Fig 3: Phylogenetic analysis of PCV2 based on partial ORF2 sequences obtained from present study (Indicated by coloredtriangle) 28 PCV2 published sequences from Gen Bank.

In Indian pigs, PCV2 was detected in 2006 from North India (Kumar et al., 2006). The presence of the virus has been studied by molecular detection and seroprevalence in swine herds of northern India (Anoopraj et al., 2015; Deka et al., 2021), North Eastern states (Pegu et al., 2017; Barman et al., 2018; Mukherjee et al., 2018; Bhattacharjee et al., 2021) and southern states (Karuppannan et al., 2016; Keerthana et al., 2019; Sairam et al., 2019; Hemalatha et al., 2020; Parthiban et al., 2022). Even though PCV-2 was not diagnosed earlier in Goa, the incidence of reproductive problems like abortion and still birth was reported in some farms and the farm where the present outbreak occurred had a history of reproductive problems. The present study confirms the presence of PCV-2 in a pig farm in Goa for the first time. Movement of people, transport of pigs, pig products etc. could be responsible for the spread of the virus to the new area. Hence identification of circulating field strains and the study of the phylogenetic relationships are essential to monitor the distribution and genetic diversity of PCV2 in the swine farms in the region. The phylogenetic analysis shows the close genetic relatedness of Goan PCV-2 with an isolate from North India and two isolates from southern states. The results of the phylogenetic study show that strains found in Goa are closely related to isolates from Northern India and South Indian states of Kerala and Andhra Pradesh. Goa state borders with Karnataka and Maharashtra states and no sequence was available of isolates from these states. 

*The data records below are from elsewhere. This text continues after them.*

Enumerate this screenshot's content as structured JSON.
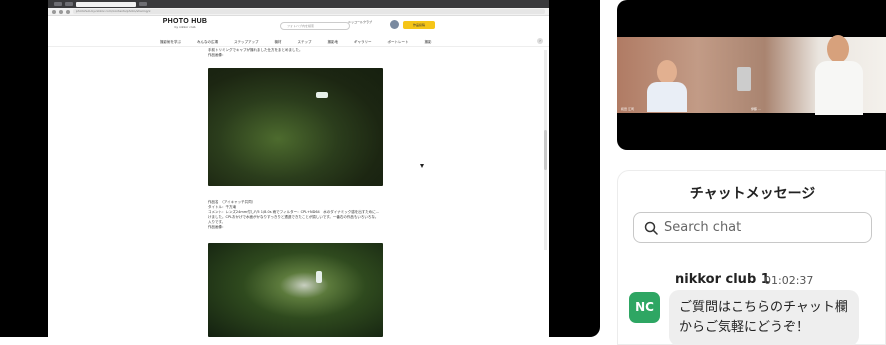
{
  "browser": {
    "url": "photohub.by.nikkor.com/contents/photo/sharing/x",
    "tab_title": "Photo Hub - ..."
  },
  "site": {
    "logo": "PHOTO HUB",
    "logo_sub": "by nikkor club",
    "search_placeholder": "フォトハブ内を検索",
    "user_name": "ニッコールクラブ",
    "post_button": "作品投稿",
    "menu": [
      "撮影術を学ぶ",
      "みんなの広場",
      "ステップアップ",
      "機材",
      "ステップ",
      "撮影地",
      "ギャラリー",
      "ボートレート",
      "撮影"
    ],
    "next_arrow": "›"
  },
  "article": {
    "intro": "手前トリミングでキャプが撮れました仕方をまとめました。",
    "photo_label_1": "作品画像：",
    "section_title": "作品名　（アイキャッチ共同）",
    "title_line": "タイトル：千方滝",
    "comment_line": "コメント：レンズ24mm付しF/5 1/8.0s 雨でフィルター：CPL+ND64　水のダイナミック感を出すために…",
    "comment_line2": "けました。CPLおかげで水面がかなりすっきりと透過できたことが嬉しいです。一番右の作品もいろいろな。",
    "comment_line3": "入りです。",
    "photo_label_2": "作品画像："
  },
  "video": {
    "participant_left": "和田 江司",
    "participant_right": "伊藤 …"
  },
  "chat": {
    "title": "チャットメッセージ",
    "search_placeholder": "Search chat",
    "messages": [
      {
        "author": "nikkor club 1",
        "time": "01:02:37",
        "avatar_initials": "NC",
        "text": "ご質問はこちらのチャット欄からご気軽にどうぞ！"
      }
    ]
  },
  "colors": {
    "accent_avatar": "#2ea663",
    "post_button": "#f5c518"
  }
}
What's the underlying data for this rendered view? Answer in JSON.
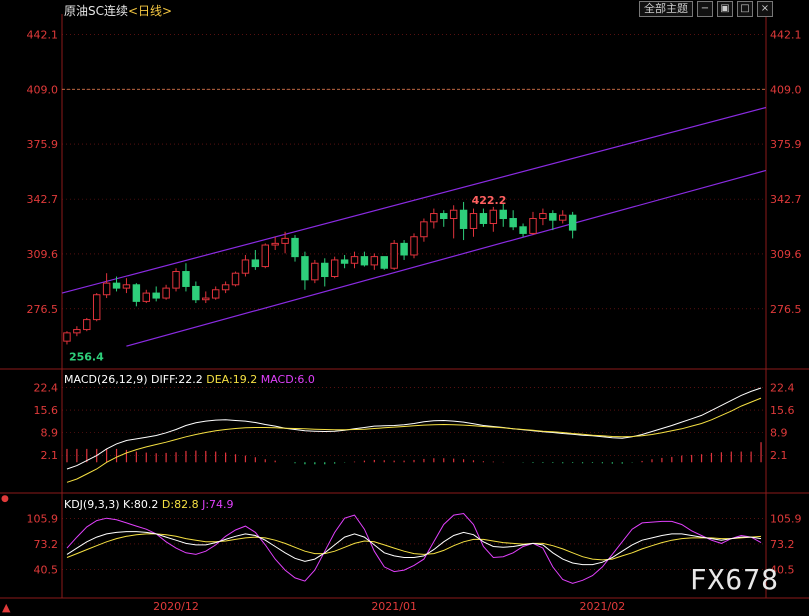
{
  "header": {
    "instrument": "原油SC连续",
    "period": "<日线>",
    "theme_button": "全部主题",
    "icons": [
      "minus-box-icon",
      "image-icon",
      "maximize-icon",
      "close-icon"
    ]
  },
  "colors": {
    "up": "#e0333c",
    "down": "#2ecf7b",
    "channel": "#8a2be2",
    "grid": "#8b1a1a",
    "price_line": "#ff8c5a",
    "diff": "#ffffff",
    "dea": "#f5e042",
    "macd": "#e040fb",
    "k": "#ffffff",
    "d": "#f5e042",
    "j": "#e040fb"
  },
  "chart_data": [
    {
      "type": "candlestick",
      "name": "main",
      "y_ticks": [
        442.1,
        409.0,
        375.9,
        342.7,
        309.6,
        276.5
      ],
      "y_tick_labels": [
        "442.1",
        "409.0",
        "375.9",
        "342.7",
        "309.6",
        "276.5"
      ],
      "ylim": [
        242,
        452
      ],
      "current_price": 409.0,
      "annotations": [
        {
          "label": "422.2",
          "kind": "high"
        },
        {
          "label": "256.4",
          "kind": "low"
        }
      ],
      "x_labels": [
        {
          "label": "2020/12",
          "index": 11
        },
        {
          "label": "2021/01",
          "index": 33
        },
        {
          "label": "2021/02",
          "index": 54
        }
      ],
      "channel": {
        "upper": [
          [
            -0.5,
            286.0
          ],
          [
            70.5,
            398.0
          ]
        ],
        "lower": [
          [
            6.0,
            254.0
          ],
          [
            70.5,
            360.0
          ]
        ]
      },
      "candles": [
        [
          257,
          263,
          255,
          262
        ],
        [
          262,
          266,
          260,
          264
        ],
        [
          264,
          271,
          263,
          270
        ],
        [
          270,
          286,
          269,
          285
        ],
        [
          285,
          298,
          283,
          292
        ],
        [
          292,
          296,
          287,
          289
        ],
        [
          289,
          295,
          286,
          291
        ],
        [
          291,
          292,
          278,
          281
        ],
        [
          281,
          288,
          280,
          286
        ],
        [
          286,
          290,
          281,
          283
        ],
        [
          283,
          291,
          282,
          289
        ],
        [
          289,
          301,
          287,
          299
        ],
        [
          299,
          304,
          287,
          290
        ],
        [
          290,
          293,
          280,
          282
        ],
        [
          282,
          287,
          280,
          283
        ],
        [
          283,
          290,
          282,
          288
        ],
        [
          288,
          293,
          286,
          291
        ],
        [
          291,
          299,
          290,
          298
        ],
        [
          298,
          309,
          296,
          306
        ],
        [
          306,
          312,
          300,
          302
        ],
        [
          302,
          316,
          301,
          315
        ],
        [
          315,
          320,
          312,
          316
        ],
        [
          316,
          323,
          310,
          319
        ],
        [
          319,
          321,
          305,
          308
        ],
        [
          308,
          311,
          288,
          294
        ],
        [
          294,
          306,
          292,
          304
        ],
        [
          304,
          307,
          290,
          296
        ],
        [
          296,
          308,
          295,
          306
        ],
        [
          306,
          309,
          301,
          304
        ],
        [
          304,
          311,
          301,
          308
        ],
        [
          308,
          311,
          302,
          303
        ],
        [
          303,
          310,
          300,
          308
        ],
        [
          308,
          307,
          300,
          301
        ],
        [
          301,
          318,
          300,
          316
        ],
        [
          316,
          318,
          306,
          309
        ],
        [
          309,
          322,
          307,
          320
        ],
        [
          320,
          331,
          317,
          329
        ],
        [
          329,
          337,
          325,
          334
        ],
        [
          334,
          336,
          326,
          331
        ],
        [
          331,
          339,
          319,
          336
        ],
        [
          336,
          341,
          318,
          325
        ],
        [
          325,
          337,
          320,
          334
        ],
        [
          334,
          337,
          326,
          328
        ],
        [
          328,
          338,
          323,
          336
        ],
        [
          336,
          340,
          326,
          331
        ],
        [
          331,
          336,
          324,
          326
        ],
        [
          326,
          328,
          320,
          322
        ],
        [
          322,
          335,
          321,
          331
        ],
        [
          331,
          337,
          327,
          334
        ],
        [
          334,
          336,
          324,
          330
        ],
        [
          330,
          336,
          328,
          333
        ],
        [
          333,
          335,
          319,
          324
        ]
      ]
    },
    {
      "type": "line",
      "name": "MACD",
      "label_prefix": "MACD(26,12,9)",
      "series": [
        {
          "name": "DIFF",
          "label": "DIFF:22.2",
          "values": [
            -2.0,
            -1.0,
            0.5,
            2.0,
            4.0,
            5.5,
            6.5,
            7.0,
            7.5,
            8.0,
            8.8,
            9.8,
            11.0,
            11.8,
            12.3,
            12.6,
            12.7,
            12.5,
            12.3,
            11.9,
            11.3,
            10.8,
            10.2,
            9.8,
            9.4,
            9.3,
            9.2,
            9.3,
            9.6,
            10.0,
            10.4,
            10.8,
            10.9,
            11.0,
            11.2,
            11.6,
            12.1,
            12.4,
            12.5,
            12.3,
            12.0,
            11.5,
            11.0,
            10.7,
            10.4,
            10.0,
            9.7,
            9.4,
            9.1,
            8.9,
            8.6,
            8.4,
            8.1,
            7.9,
            7.6,
            7.3,
            7.2,
            7.6,
            8.3,
            9.2,
            10.1,
            11.0,
            12.0,
            13.0,
            14.0,
            15.5,
            17.0,
            18.5,
            20.0,
            21.2,
            22.2
          ]
        },
        {
          "name": "DEA",
          "label": "DEA:19.2",
          "values": [
            -6.0,
            -5.0,
            -3.5,
            -2.0,
            0.0,
            1.5,
            2.8,
            3.8,
            4.6,
            5.3,
            6.0,
            6.8,
            7.6,
            8.3,
            8.9,
            9.4,
            9.8,
            10.1,
            10.3,
            10.4,
            10.4,
            10.3,
            10.2,
            10.1,
            10.0,
            9.9,
            9.8,
            9.7,
            9.7,
            9.8,
            9.9,
            10.1,
            10.3,
            10.5,
            10.7,
            10.9,
            11.1,
            11.2,
            11.3,
            11.2,
            11.1,
            10.9,
            10.7,
            10.5,
            10.3,
            10.0,
            9.8,
            9.6,
            9.3,
            9.1,
            8.9,
            8.6,
            8.4,
            8.1,
            7.9,
            7.7,
            7.6,
            7.7,
            7.9,
            8.3,
            8.8,
            9.4,
            10.0,
            10.8,
            11.6,
            12.7,
            14.0,
            15.3,
            16.8,
            18.0,
            19.2
          ]
        },
        {
          "name": "MACD",
          "label": "MACD:6.0",
          "values": [
            4.0,
            4.0,
            4.0,
            4.0,
            4.0,
            4.0,
            3.7,
            3.2,
            2.9,
            2.7,
            2.8,
            3.0,
            3.4,
            3.5,
            3.4,
            3.2,
            2.9,
            2.4,
            2.0,
            1.5,
            0.9,
            0.5,
            0.0,
            -0.3,
            -0.6,
            -0.6,
            -0.6,
            -0.4,
            -0.1,
            0.2,
            0.5,
            0.7,
            0.6,
            0.5,
            0.5,
            0.7,
            1.0,
            1.2,
            1.2,
            1.1,
            0.9,
            0.6,
            0.3,
            0.2,
            0.1,
            0.0,
            -0.1,
            -0.2,
            -0.2,
            -0.2,
            -0.3,
            -0.2,
            -0.3,
            -0.2,
            -0.3,
            -0.4,
            -0.4,
            -0.1,
            0.4,
            0.9,
            1.3,
            1.6,
            2.0,
            2.2,
            2.4,
            2.8,
            3.0,
            3.2,
            3.2,
            3.2,
            6.0
          ]
        }
      ],
      "y_ticks": [
        22.4,
        15.6,
        8.9,
        2.1
      ],
      "y_tick_labels": [
        "22.4",
        "15.6",
        "8.9",
        "2.1"
      ],
      "ylim": [
        -6.5,
        24.0
      ]
    },
    {
      "type": "line",
      "name": "KDJ",
      "label_prefix": "KDJ(9,3,3)",
      "series": [
        {
          "name": "K",
          "label": "K:80.2",
          "values": [
            60,
            68,
            76,
            82,
            86,
            88,
            89,
            89,
            88,
            86,
            82,
            78,
            74,
            72,
            72,
            75,
            79,
            83,
            86,
            84,
            78,
            70,
            62,
            55,
            51,
            54,
            62,
            72,
            82,
            86,
            82,
            72,
            62,
            58,
            56,
            56,
            58,
            66,
            76,
            84,
            88,
            85,
            76,
            70,
            69,
            70,
            72,
            74,
            72,
            62,
            54,
            49,
            47,
            47,
            50,
            56,
            64,
            72,
            78,
            81,
            84,
            86,
            86,
            84,
            82,
            80,
            78,
            80,
            82,
            82,
            80
          ]
        },
        {
          "name": "D",
          "label": "D:82.8",
          "values": [
            56,
            61,
            66,
            71,
            76,
            80,
            83,
            85,
            86,
            86,
            85,
            83,
            80,
            78,
            76,
            76,
            77,
            79,
            81,
            82,
            81,
            78,
            74,
            69,
            64,
            61,
            61,
            64,
            69,
            74,
            77,
            76,
            72,
            68,
            64,
            61,
            60,
            61,
            65,
            71,
            76,
            79,
            79,
            77,
            75,
            74,
            73,
            74,
            74,
            71,
            67,
            62,
            57,
            54,
            53,
            54,
            58,
            62,
            67,
            71,
            75,
            78,
            80,
            81,
            81,
            81,
            80,
            80,
            81,
            82,
            82.8
          ]
        },
        {
          "name": "J",
          "label": "J:74.9",
          "values": [
            68,
            82,
            95,
            103,
            106,
            104,
            100,
            96,
            92,
            86,
            76,
            68,
            62,
            60,
            64,
            72,
            83,
            91,
            96,
            88,
            72,
            54,
            40,
            30,
            26,
            40,
            64,
            88,
            106,
            110,
            92,
            64,
            44,
            38,
            40,
            46,
            54,
            76,
            98,
            110,
            112,
            98,
            70,
            56,
            57,
            62,
            70,
            74,
            68,
            44,
            28,
            23,
            27,
            33,
            44,
            60,
            76,
            92,
            100,
            101,
            102,
            102,
            98,
            90,
            84,
            78,
            74,
            80,
            84,
            82,
            74.9
          ]
        }
      ],
      "y_ticks": [
        105.9,
        73.2,
        40.5
      ],
      "y_tick_labels": [
        "105.9",
        "73.2",
        "40.5"
      ],
      "ylim": [
        7,
        119
      ]
    }
  ],
  "watermark": "FX678"
}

In conclusion the study confirms the presence of PCV-2 infection in pig herds in Goa for the first time. The acute mortality can be attributed to the co-infection of the herd with PCV-2 and P. Multocida and sudden change in weather patterns with prevailing severe cold conditions during time of outbreak. Phylogenetically the PCV-2 virus from Goa is more related to isolates from southern Indian states. As the virus can cause disease in all age groups and can lead to immunosuppression and predispose the herds to multiple other pathogens prevalence of this virus in Goa can cause huge economic loss to pig farmers hence vaccination against PCV-2 in the Goa state seems necessary.
Authors are thankful to ICAR CCARI and AICRP-ADMAS for providing funding and all required facilities for carrying out this work. Authors are also thankful to Director, ICAR CCARI for providing all necessary support.
The authors declare that they have no conflict of interest.